Senza dimenticare la «deludente esperienza del premio Strega del 1959. Quell’anno lo Strega viene assegnato al Gattopardo del principe siciliano Giuseppe Tomasi di Lampedusa, deceduto due anni prima: è la prima volta che un autore non più in vita viene ammesso a questo premio.»
E se per Gesualdo Bufalino pubblicare significava «far morire l’opera, non più aperta e variabile ad libitum, consegnarsi a una lapide, al marchio del ne varietur», è proprio un premio letterario, il Campiello, a introdurre lo scrittore comisano nel mondo delle lettere italiane. «Mentre lo Strega 1981 è dominato dall’altrettanto stupefacente esordio narrativo di Umberto Eco con Il nome della rosa, Bufalino si impone al Campiello con Diceria dell’untore».
«La cerimonia di quel Campiello sarà palpitante: al teatro La Fenice, in un’atmosfera da stadio, Bufalino vince, in rimonta, per tre soli voti. In un docufilm del 2012, girato da Franco Battiato, è perciò valida la testimonianza di Elisabetta Sgarbi, ancora lontana dal mondo dell’editoria ma votante per il Campiello 1981, scelta per la giuria popolare dall’amico Gian Antonio Cibotto, quell’anno segretario del premio. Un voto sofferto ma convinto, quello di Elisabetta, decisa a premiare Diceria dell’untore ma allo stesso tempo pressata dal fratello Vittorio affinché votasse per Anna Banti. Quest’ultima, a quel tempo, dirigeva “Paragone”, rivista per la quale i giovani critici d’arte come Vittorio Sgarbi ambivano a scrivere. E lo stesso Vittorio era allora borsista della Fondazione di Roberto Longhi, marito di Anna Banti. Bufalino, dopo questo simpatico aneddoto, diverrà amico degli Sgarbi. Un’amicizia feconda se, nel 1986, lo scrittore comisano arriverà a “tradire” Sellerio per Bompiani, dove era approdata nel frattempo Elisabetta» racconta Jacopo Santoro.

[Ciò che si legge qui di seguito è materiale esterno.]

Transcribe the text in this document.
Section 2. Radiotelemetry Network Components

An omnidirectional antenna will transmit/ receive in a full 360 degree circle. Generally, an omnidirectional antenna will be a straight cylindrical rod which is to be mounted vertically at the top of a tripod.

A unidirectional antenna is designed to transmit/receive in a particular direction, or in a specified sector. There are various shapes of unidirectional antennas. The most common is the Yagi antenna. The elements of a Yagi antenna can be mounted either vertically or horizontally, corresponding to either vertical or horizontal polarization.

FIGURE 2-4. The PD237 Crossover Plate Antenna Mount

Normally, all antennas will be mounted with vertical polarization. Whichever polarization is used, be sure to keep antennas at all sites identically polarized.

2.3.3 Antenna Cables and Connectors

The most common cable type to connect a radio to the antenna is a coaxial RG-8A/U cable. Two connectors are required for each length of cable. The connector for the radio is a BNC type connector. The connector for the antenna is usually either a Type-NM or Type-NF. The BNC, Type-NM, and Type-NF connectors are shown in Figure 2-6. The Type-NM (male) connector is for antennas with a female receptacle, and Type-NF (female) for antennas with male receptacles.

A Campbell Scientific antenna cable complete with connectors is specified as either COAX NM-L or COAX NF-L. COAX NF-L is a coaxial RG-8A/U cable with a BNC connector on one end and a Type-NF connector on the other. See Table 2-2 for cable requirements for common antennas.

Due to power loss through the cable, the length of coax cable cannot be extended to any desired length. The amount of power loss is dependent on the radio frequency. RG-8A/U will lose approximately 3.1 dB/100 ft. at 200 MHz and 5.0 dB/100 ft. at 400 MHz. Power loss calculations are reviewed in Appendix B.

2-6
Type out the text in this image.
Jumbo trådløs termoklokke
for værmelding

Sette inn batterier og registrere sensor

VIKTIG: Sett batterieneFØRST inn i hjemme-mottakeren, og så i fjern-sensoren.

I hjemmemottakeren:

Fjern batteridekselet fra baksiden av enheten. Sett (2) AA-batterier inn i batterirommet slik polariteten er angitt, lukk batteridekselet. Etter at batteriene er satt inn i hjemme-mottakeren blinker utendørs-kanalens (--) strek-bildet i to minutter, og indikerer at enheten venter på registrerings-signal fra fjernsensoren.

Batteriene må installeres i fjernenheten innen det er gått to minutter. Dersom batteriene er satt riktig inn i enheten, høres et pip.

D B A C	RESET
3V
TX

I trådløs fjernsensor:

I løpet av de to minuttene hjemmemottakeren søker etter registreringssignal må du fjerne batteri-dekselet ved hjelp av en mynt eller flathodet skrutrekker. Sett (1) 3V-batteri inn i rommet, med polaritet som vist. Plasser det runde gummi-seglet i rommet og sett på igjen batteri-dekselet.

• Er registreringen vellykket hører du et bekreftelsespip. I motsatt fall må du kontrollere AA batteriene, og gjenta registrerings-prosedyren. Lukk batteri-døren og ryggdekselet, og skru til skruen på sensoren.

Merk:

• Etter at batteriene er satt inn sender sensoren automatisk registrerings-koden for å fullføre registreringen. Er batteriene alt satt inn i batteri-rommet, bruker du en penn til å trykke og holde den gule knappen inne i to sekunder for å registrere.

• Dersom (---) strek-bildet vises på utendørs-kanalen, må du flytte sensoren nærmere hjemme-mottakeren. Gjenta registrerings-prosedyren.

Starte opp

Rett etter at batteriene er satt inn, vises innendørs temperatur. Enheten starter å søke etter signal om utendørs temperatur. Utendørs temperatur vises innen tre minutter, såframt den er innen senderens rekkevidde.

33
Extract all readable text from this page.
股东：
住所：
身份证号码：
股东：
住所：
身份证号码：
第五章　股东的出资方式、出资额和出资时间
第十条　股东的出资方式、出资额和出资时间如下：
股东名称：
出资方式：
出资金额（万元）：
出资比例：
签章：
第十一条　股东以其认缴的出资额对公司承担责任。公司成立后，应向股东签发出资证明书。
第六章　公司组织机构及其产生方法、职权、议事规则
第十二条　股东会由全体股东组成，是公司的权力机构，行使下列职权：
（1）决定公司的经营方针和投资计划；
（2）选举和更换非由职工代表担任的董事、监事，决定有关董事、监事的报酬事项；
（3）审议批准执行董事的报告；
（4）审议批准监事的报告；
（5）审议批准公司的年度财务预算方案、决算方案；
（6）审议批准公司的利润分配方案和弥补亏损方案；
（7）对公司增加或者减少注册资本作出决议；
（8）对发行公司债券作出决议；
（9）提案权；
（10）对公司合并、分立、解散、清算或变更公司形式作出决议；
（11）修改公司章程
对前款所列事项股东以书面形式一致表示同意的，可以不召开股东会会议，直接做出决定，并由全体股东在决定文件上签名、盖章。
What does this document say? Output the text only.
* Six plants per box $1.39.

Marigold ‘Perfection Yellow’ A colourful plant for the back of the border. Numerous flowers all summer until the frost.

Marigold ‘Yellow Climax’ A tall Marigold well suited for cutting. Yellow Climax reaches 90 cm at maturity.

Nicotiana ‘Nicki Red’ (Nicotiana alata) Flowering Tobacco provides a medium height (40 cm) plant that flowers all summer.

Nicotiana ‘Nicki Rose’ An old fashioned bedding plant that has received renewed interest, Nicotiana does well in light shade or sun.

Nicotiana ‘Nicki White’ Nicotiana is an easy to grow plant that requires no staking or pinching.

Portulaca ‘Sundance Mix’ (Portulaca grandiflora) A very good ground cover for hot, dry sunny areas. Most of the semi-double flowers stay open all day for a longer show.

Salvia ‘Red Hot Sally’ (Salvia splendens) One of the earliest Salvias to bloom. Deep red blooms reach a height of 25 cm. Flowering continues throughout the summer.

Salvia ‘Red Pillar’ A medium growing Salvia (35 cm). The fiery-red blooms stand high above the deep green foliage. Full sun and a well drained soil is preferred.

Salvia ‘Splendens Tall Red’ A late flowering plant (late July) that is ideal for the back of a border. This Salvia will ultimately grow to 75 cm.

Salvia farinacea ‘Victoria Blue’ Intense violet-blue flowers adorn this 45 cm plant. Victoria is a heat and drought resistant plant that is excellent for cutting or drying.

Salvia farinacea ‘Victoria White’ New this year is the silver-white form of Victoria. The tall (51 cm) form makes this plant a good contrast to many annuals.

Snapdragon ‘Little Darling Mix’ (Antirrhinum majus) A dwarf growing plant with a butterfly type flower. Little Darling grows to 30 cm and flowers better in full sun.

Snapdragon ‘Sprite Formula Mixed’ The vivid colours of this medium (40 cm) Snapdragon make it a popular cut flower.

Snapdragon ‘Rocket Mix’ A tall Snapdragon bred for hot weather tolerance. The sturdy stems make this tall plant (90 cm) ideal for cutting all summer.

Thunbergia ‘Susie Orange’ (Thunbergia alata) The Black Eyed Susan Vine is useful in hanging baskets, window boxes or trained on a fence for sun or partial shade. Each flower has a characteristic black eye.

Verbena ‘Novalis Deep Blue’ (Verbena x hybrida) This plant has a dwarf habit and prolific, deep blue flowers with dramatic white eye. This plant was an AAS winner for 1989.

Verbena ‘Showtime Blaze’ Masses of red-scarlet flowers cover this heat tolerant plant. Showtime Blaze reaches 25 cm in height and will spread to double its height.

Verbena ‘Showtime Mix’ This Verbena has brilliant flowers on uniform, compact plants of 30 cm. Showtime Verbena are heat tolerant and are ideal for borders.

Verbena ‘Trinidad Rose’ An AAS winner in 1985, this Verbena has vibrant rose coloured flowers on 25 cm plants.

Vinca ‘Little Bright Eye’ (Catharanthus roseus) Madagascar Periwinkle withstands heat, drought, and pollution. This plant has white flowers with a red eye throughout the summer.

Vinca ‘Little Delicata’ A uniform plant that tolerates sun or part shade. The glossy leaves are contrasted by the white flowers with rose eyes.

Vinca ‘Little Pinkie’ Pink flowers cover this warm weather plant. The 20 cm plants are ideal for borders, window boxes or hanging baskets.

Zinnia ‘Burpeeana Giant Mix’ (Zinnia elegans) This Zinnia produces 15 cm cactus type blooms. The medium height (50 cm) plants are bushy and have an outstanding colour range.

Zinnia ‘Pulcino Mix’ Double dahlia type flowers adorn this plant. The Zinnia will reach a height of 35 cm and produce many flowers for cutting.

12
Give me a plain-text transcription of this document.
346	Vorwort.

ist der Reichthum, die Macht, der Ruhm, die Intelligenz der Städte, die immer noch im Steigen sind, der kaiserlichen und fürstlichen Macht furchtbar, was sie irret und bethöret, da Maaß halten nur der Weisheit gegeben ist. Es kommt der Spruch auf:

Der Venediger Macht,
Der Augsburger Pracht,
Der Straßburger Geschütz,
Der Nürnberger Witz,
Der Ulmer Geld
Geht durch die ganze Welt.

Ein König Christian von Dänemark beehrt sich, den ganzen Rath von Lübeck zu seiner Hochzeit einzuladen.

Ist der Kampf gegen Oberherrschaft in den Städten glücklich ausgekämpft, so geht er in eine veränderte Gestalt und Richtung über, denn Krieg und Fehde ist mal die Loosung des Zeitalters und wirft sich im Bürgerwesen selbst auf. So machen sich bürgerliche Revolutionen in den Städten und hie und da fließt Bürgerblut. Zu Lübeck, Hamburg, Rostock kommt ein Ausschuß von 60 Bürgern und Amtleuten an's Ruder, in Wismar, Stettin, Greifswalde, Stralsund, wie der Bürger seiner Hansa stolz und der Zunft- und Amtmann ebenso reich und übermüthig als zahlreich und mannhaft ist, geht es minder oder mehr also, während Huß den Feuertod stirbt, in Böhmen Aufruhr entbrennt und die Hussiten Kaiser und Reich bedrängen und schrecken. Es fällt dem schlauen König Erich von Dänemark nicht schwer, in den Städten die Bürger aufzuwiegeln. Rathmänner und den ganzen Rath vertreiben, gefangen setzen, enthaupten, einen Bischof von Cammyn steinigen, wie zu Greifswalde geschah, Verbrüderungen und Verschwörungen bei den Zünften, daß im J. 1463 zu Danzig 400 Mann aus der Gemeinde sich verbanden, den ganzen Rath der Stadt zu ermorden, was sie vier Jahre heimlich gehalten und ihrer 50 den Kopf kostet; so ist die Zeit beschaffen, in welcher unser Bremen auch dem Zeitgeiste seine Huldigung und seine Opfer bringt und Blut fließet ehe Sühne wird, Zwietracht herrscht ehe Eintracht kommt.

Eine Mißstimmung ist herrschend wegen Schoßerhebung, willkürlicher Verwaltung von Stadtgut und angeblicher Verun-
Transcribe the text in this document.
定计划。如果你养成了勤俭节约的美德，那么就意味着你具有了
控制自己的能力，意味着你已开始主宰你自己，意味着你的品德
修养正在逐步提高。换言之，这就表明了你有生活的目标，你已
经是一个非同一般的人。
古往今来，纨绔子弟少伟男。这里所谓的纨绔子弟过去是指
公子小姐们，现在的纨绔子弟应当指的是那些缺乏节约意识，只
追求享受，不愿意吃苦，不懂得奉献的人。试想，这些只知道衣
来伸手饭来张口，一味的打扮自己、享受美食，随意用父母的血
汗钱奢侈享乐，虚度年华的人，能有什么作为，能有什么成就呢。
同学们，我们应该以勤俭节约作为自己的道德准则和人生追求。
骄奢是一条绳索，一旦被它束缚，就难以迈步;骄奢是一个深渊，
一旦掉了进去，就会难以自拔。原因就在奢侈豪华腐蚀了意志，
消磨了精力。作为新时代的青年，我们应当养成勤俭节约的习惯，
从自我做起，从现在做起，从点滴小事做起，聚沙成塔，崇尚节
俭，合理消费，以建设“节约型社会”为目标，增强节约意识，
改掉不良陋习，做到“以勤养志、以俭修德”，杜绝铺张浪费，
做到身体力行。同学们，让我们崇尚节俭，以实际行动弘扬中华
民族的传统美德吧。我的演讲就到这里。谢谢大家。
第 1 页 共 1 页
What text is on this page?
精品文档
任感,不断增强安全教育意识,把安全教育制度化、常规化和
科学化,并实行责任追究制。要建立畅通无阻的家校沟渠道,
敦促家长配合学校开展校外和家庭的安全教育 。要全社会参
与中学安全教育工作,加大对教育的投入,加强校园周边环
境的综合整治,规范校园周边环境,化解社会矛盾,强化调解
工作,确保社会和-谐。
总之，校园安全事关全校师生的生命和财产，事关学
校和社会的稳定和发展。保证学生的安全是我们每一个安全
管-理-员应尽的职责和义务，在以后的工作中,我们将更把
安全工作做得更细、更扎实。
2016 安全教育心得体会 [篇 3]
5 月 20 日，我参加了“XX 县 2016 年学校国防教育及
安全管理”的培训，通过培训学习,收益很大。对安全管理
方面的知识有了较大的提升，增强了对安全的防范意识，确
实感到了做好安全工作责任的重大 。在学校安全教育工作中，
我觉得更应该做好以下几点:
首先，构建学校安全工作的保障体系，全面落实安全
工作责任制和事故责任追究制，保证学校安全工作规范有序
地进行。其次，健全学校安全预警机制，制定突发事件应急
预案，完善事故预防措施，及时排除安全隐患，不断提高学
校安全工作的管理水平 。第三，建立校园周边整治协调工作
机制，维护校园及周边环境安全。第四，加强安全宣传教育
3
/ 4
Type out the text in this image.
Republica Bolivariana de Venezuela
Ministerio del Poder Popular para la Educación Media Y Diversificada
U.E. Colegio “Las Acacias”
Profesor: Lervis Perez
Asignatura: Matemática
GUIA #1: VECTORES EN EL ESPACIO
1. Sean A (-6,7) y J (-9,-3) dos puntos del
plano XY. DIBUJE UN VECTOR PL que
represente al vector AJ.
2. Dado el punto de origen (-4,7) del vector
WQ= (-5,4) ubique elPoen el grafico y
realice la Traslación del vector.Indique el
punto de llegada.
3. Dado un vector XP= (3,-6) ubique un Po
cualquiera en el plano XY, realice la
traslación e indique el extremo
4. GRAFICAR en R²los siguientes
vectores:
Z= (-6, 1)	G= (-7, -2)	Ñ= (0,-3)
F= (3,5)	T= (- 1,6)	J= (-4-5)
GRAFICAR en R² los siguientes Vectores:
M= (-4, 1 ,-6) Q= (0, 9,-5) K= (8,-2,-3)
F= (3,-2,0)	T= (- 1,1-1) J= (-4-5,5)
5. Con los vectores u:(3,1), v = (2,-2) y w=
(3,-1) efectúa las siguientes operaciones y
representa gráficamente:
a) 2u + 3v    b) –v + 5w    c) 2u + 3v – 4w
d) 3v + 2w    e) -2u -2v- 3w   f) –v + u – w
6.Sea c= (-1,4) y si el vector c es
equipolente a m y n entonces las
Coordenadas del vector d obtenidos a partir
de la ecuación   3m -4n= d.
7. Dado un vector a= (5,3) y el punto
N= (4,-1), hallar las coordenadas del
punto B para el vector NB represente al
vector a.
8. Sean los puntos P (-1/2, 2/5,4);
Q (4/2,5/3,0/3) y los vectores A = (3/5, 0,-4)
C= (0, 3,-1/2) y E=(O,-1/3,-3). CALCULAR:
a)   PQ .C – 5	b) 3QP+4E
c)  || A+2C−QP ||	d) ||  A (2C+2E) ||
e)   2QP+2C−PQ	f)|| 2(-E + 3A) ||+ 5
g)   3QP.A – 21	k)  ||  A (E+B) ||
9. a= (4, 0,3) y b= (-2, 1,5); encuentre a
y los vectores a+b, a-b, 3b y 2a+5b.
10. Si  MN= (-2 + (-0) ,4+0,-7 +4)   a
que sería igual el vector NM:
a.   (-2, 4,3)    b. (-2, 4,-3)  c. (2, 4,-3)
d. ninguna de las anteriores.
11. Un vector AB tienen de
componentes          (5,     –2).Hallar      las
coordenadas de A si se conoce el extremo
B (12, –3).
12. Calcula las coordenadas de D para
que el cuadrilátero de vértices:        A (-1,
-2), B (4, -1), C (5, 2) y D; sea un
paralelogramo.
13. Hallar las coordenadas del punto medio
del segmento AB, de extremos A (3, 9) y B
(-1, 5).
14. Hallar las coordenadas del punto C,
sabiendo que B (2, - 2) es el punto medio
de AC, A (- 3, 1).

L’eterna competizione tra Strega e Campiello. Dice Rosella Postorino, vincitrice nel 2018 del premio Campiello con Le assaggiatrici: «Lo Strega è un premio molto importante, che qualunque scrittore vorrebbe vincere. Io sono molto orgogliosa del Campiello, che è altrettanto prestigioso, e che considero il premio perfetto, perché a formare la cinquina è una giuria tecnica molto sofisticata, che poi però affida la scelta del vincitore a una giuria popolare. Ciò consente anche a libri molto “alti” o sperimentali di avere una maggiore risonanza di pubblico, anche perché girano le piazze di tutta Italia.»
Il Campiello infatti «si è da subito diversificato grazie alla sua particolare modalità di valutazione, rimasta invariata dalla fondazione nel 1962 fino a oggi. Una selezionata giuria di letterati, addetti ai mestieri del libro e della letteratura, è incaricata di vagliare i romanzi concorrenti e di sceglierne cinque; i finalisti, di fatto vincitori del premio Selezione Giuria dei Letterati, vengono quindi sottoposti alla lettura di 300 giurati “popolari” che selezionano il vincitore del premio Campiello.» E quindi «per un semplice sillogismo, basterebbe scorrere i romanzi vincitori del premio Campiello per intercettare e capire il gusto del lettore-medio italiano».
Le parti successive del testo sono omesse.